Утромъ я нервно вскочилъ и началъ одѣваться. Мнѣ было холодно; конечно, проклятая софа была слишкомъ коротка и я плохо спалъ. Я позвонилъ. Никого. Вѣроятно, было слишкомъ рано, съ улицы не было слышно ни звука; придя немного въ себя, я замѣтилъ, что не совсѣмъ еще и разсвѣло.
Я началъ осматривать комнату,-- никогда не видалъ я такой роскоши. Мрачное предчувствіе охватило меня, я снова позвонилъ. Нога моя тонула въ мягкомъ коврѣ. Я ждалъ. Теперь я долженъ былъ истратить послѣдніе гроши, можетъ бытъ, ихъ даже не хватитъ. Я поспѣшно принялся разсчитывать, сколько жъ у меня, наконецъ, денегъ; вдругъ слышу шаги; замираю. Но никого нѣтъ. Воображеніе. Начинаю снова считать. Въ какой ужасной неизвѣстности я находился! Гдѣ же та дѣвушка, что пристаетъ ко мнѣ со своими услугами? Спитъ она, лѣнтяйка, вѣдь почти ужъ день.
Наконецъ, она пришла, полуодѣтая, только шаль на плечахъ.
-- Господинъ звонилъ?
-- Мнѣ нуженъ счетъ,-- сказалъ я отрывисто.
-- Счетъ? Это затруднительно, мадамъ еще спитъ; вѣдь только половина третьяго. Дѣвушка растерянно смотрѣла на меня. Что за манера такъ цѣпенѣтъ! Что ей за дѣло, что я такъ рано уѣду изъ гостиницы?
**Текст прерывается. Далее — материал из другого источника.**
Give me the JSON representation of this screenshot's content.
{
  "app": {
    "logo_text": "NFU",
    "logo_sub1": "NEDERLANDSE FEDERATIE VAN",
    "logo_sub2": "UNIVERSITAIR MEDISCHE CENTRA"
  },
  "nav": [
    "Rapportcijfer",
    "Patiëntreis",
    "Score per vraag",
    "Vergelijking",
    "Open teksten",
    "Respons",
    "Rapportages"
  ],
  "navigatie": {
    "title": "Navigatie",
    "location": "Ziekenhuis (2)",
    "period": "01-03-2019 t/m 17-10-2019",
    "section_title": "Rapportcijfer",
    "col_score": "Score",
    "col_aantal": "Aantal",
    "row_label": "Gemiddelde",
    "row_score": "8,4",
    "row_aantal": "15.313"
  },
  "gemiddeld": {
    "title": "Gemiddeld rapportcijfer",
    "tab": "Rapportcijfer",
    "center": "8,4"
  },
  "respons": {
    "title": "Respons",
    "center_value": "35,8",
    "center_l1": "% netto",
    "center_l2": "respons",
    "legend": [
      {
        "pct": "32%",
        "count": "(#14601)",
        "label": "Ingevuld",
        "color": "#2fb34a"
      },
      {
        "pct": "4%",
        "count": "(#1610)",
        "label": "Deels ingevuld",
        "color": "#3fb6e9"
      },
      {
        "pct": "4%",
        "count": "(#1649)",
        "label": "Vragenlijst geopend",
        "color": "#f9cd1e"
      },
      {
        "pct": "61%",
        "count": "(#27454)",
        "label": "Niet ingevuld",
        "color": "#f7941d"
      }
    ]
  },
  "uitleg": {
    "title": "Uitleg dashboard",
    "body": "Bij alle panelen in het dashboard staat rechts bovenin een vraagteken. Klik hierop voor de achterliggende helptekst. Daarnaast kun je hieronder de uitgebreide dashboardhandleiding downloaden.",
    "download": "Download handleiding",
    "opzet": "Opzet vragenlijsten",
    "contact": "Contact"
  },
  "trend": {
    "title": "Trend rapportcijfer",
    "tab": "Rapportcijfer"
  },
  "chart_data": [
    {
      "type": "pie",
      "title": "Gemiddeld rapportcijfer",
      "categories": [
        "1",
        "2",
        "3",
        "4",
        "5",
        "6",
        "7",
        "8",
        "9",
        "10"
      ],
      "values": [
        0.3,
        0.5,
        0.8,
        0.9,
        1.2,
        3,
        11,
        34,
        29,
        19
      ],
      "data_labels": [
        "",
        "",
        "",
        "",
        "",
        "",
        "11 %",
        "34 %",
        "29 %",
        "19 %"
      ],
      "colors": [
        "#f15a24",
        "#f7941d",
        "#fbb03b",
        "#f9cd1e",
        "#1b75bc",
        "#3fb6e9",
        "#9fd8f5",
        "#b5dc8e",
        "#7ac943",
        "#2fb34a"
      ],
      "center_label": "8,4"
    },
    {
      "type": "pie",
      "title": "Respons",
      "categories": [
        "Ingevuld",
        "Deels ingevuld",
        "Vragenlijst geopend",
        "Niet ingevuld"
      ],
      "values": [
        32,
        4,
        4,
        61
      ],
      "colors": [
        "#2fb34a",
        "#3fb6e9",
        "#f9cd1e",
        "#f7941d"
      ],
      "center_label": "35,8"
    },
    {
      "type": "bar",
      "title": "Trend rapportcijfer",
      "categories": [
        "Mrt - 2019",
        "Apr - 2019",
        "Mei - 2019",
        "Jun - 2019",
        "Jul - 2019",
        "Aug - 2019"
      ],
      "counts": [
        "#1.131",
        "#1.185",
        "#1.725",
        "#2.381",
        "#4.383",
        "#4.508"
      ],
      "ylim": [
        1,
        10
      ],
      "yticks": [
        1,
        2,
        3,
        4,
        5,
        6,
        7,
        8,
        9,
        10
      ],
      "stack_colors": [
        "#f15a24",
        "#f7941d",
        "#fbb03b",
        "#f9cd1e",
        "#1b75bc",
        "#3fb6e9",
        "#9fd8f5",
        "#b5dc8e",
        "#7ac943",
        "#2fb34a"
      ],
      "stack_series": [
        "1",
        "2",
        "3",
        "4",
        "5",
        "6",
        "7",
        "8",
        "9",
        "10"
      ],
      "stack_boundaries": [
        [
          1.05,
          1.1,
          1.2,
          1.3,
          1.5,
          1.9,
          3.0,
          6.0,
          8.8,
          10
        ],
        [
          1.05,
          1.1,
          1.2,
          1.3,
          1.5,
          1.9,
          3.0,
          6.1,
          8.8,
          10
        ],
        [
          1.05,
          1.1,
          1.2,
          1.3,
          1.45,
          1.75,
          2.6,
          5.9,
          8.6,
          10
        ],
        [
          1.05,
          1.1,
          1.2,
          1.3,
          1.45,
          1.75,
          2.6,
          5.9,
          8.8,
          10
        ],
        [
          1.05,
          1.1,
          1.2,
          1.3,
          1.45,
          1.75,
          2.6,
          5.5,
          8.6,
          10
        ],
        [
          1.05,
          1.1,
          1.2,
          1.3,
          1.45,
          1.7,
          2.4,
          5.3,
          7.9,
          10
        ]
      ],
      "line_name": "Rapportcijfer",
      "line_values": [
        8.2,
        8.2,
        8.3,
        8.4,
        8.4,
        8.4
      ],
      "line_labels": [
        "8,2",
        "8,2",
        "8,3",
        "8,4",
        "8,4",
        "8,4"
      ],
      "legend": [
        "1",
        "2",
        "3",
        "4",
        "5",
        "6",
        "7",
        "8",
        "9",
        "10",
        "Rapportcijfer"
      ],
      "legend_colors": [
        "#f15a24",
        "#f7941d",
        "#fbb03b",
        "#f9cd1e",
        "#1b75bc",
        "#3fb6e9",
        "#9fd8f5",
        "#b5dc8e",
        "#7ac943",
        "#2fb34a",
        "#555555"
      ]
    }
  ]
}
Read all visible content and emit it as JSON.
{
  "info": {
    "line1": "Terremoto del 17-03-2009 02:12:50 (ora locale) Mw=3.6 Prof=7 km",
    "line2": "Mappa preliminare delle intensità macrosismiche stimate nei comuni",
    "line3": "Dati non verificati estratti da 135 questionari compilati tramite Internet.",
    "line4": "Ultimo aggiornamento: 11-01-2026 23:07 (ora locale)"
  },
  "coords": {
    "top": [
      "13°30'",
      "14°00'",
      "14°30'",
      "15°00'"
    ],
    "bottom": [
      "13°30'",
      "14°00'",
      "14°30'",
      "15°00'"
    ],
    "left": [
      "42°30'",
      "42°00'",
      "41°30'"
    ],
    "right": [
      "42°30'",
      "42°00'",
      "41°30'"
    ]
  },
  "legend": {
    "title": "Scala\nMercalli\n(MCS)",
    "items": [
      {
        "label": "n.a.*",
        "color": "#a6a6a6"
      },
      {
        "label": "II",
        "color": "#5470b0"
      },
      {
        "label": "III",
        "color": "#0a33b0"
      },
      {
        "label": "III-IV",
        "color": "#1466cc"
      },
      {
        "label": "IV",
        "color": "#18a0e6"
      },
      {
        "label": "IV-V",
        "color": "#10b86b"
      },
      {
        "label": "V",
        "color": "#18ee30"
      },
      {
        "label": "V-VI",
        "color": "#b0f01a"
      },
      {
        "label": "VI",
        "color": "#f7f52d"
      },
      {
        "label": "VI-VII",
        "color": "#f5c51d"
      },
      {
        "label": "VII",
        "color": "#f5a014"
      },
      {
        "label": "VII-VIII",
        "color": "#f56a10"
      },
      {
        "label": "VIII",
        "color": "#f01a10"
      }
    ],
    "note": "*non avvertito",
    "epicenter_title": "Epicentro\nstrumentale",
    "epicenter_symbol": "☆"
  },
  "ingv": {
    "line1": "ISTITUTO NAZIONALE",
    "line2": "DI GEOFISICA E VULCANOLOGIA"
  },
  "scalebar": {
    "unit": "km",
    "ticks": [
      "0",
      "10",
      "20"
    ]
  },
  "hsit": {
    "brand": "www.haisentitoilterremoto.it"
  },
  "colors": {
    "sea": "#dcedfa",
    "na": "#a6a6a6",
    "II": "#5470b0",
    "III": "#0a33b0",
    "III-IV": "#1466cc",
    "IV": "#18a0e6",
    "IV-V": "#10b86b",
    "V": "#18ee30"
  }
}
-- Это совершенно безразлично,-- сказалъ я.-- Мнѣ нуженъ счетъ сейчасъ же.
Дѣвушка ушла.
Цѣлую вѣчность она не возвращалась. Что особенно усиливало мое безпокойство,-- это боязнь, что за комнату возьмутъ по часамъ, и что сейчасъ я стою и, дожидаясь, безсмысленно, позорно трачу деньги. Я не имѣлъ никакого представленія о порядкахъ въ хорошихъ отеляхъ, и считалъ этотъ способъ расплаты самымъ разумнымъ. Кромѣ того, у умывальника висѣло объявленіе: если уѣзжаютъ изъ комнаты послѣ шести часовъ вечера, то платится за весь слѣдующій день. Все это ужасало меня и смущало мою литераторскую голову.
Наконецъ, дѣвушка постучала въ дверь и вошла. Никогда,-- нѣтъ, никогда въ жизни не забуду я этой насмѣшки судьбы! Двѣ кроны семьдесятъ ёръ -- за все! -- пустякъ,-- столько я могъ дать дѣвушкѣ на шпильки! Я бросилъ на столъ нѣсколько кронъ, потомъ еще одну.
-- Сдачу вамъ?
-- Пожалуйста, дитя мое!
Нужно было показать, что я умѣю держать себя. Правда, и дѣвушка заслуживала уваженія. Душевный человѣкъ, рѣдкая дѣвушка, заброшенная въ Драмменъ, въ отель, на произволъ проѣзжающихъ. Такихъ женщинъ больше не родится, раса эта вымерла. Какъ она хлопотала весь день,-- до послѣдняго момента, зная, что имѣетъ дѣло съ богатымъ.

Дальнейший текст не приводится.